Tuol Sleng, das groesste Gefaengnis, welches in einer ehemaligen Schule untergebracht wurde, wurde praktisch unveraendert belassen und dient heute als Museum. Eine bedrueckende Ausstellung zeigt die Zellen der Gefangenen, die angewandten Foltermethoden sowie eine Vielzahl von Fotos und weiteren Dokumenten im Zusammenhang mit den inhaftierten Personen. Unweit von Phnom Penh bei den Killing Fields von Choeung Ek wird man zudem mittels informativer Audio Tour ueber die Massenexekutionen der deportierten Opfer informiert, wie sie unter anderem an diesem Ort stattgefunden hatten. Heute erinnern Gedenktafeln, ein Grabdenkmal mit rund 8'000 Schaedeln sowie bei Regenzeit aus dem Untergrund auftauchende Gebeine an die Verbrechen von damals.
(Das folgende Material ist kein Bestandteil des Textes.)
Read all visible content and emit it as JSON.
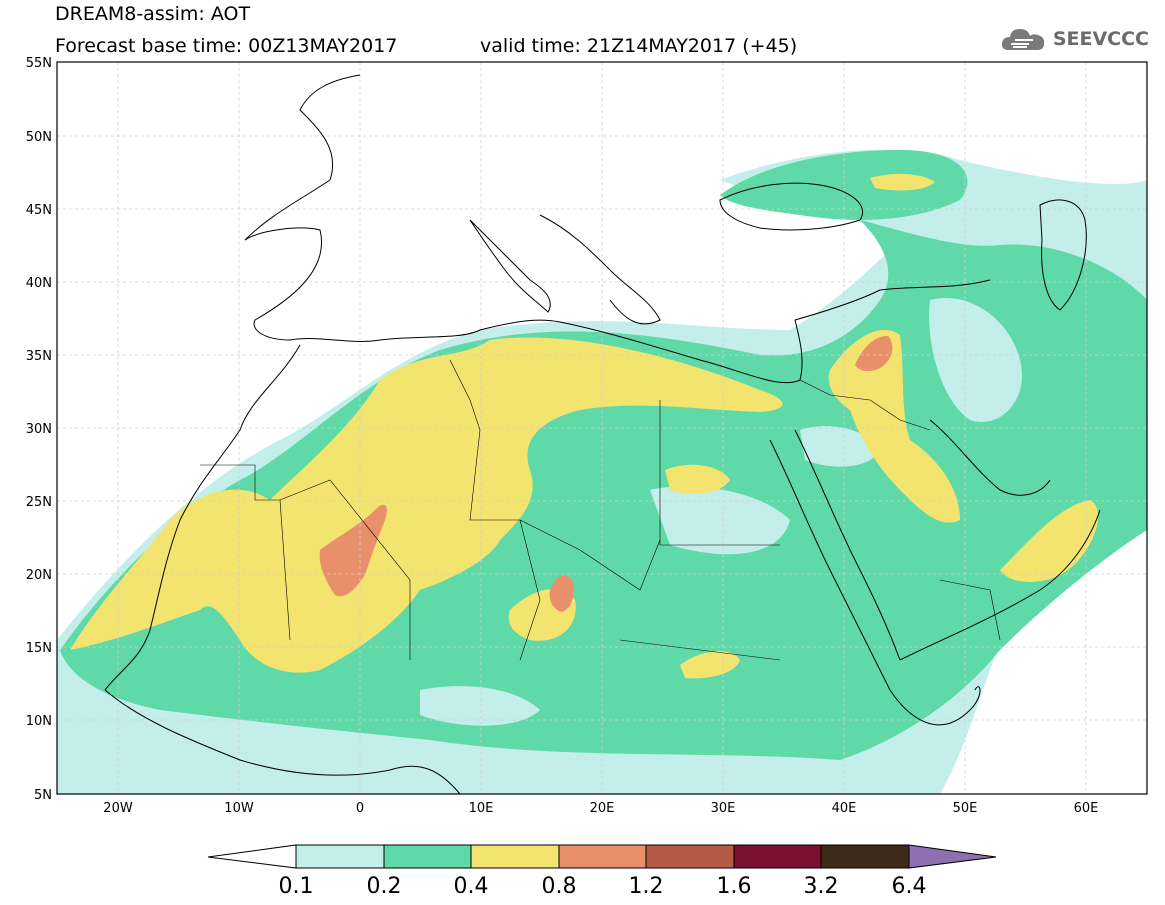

Die Schreckensherrschaft der "Roten Khmer" wurde 1979 durch die vietnamesische Armee beendet. Bis heute ist nicht geklaert, wieviele Menschen waehrend den 3 Jahren und 8 Monaten unter dem Regime von Pol Pot infolge Exekution oder Hungertod umkamen - die Schaetzungen variieren von 2 bis 3 Millionen Toten. Die letzten ueberlebenden Verantwortlichen der Khmer Rouge wurden im August 2014 nach mehrjaehrigem Prozess durch das "Rote Khmer Tribunal" zu lebenslanger Haft verurteilt.
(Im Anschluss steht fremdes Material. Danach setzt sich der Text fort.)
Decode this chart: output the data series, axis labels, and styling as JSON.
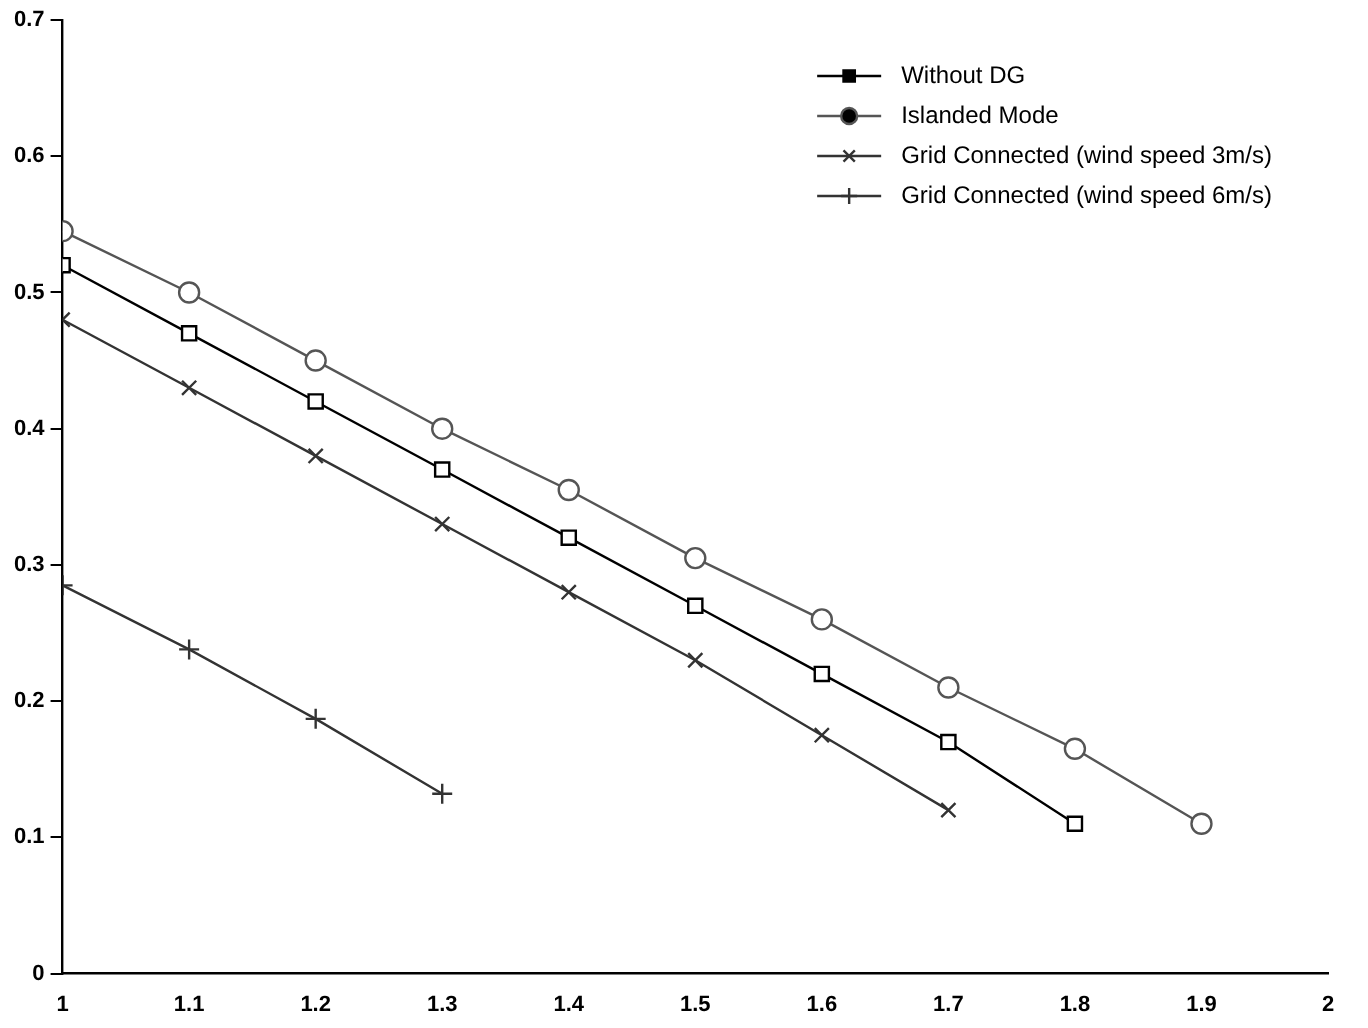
{
  "chart_data": {
    "type": "line",
    "x": [
      1,
      1.1,
      1.2,
      1.3,
      1.4,
      1.5,
      1.6,
      1.7,
      1.8,
      1.9
    ],
    "series": [
      {
        "name": "Without DG",
        "color": "#000000",
        "marker": "square",
        "values": [
          0.52,
          0.47,
          0.42,
          0.37,
          0.32,
          0.27,
          0.22,
          0.17,
          0.11,
          null
        ]
      },
      {
        "name": "Islanded Mode",
        "color": "#555555",
        "marker": "circle",
        "values": [
          0.545,
          0.5,
          0.45,
          0.4,
          0.355,
          0.305,
          0.26,
          0.21,
          0.165,
          0.11
        ]
      },
      {
        "name": "Grid Connected (wind speed 3m/s)",
        "color": "#333333",
        "marker": "cross",
        "values": [
          0.48,
          0.43,
          0.38,
          0.33,
          0.28,
          0.23,
          0.175,
          0.12,
          null,
          null
        ]
      },
      {
        "name": "Grid Connected (wind speed 6m/s)",
        "color": "#333333",
        "marker": "plus",
        "values": [
          0.285,
          0.238,
          0.187,
          0.132,
          null,
          null,
          null,
          null,
          null,
          null
        ]
      }
    ],
    "xlim": [
      1,
      2
    ],
    "xticks": [
      1,
      1.1,
      1.2,
      1.3,
      1.4,
      1.5,
      1.6,
      1.7,
      1.8,
      1.9,
      2
    ],
    "ylim": [
      0,
      0.7
    ],
    "yticks": [
      0,
      0.1,
      0.2,
      0.3,
      0.4,
      0.5,
      0.6,
      0.7
    ],
    "grid": false,
    "legend": "top right"
  }
}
Blick in den Innenhof von Tuol Sleng

Zelle in Tuol Sleng

Mit Stacheldraht zum Gefaengnis umfunktionierte Schule

Neben Sightseeing und dem Ergruenden geschichtlicher Fakten nutzten wir die Zeit in Phnom Penh auch fuer einige praktische Dinge: Visum fuer Vietnam organisieren, ueberfluessiges Gepaeck nach Hause senden, Haare schneiden. Wir trafen uns zudem mit Martin, einem frueheren Arbeitskollegen, der sich zufaelligerweise zur gleichen Zeit wie wir in der Stadt aufhielt. Danach bestiegen wir an den Docks ein Speedboat, mit welchem wir den Mekong hinunter nach Vietnam reisten - bei Sonnenuntergang erreichten wir schliesslich Chau Doc und das Abenteuer "Vietnam" begann...

Der Friseur meinte es etwas gar gut, entsprechend kurz die Haare

Mit Sack und Pack bestiegen wir das Mekong-Speedboat...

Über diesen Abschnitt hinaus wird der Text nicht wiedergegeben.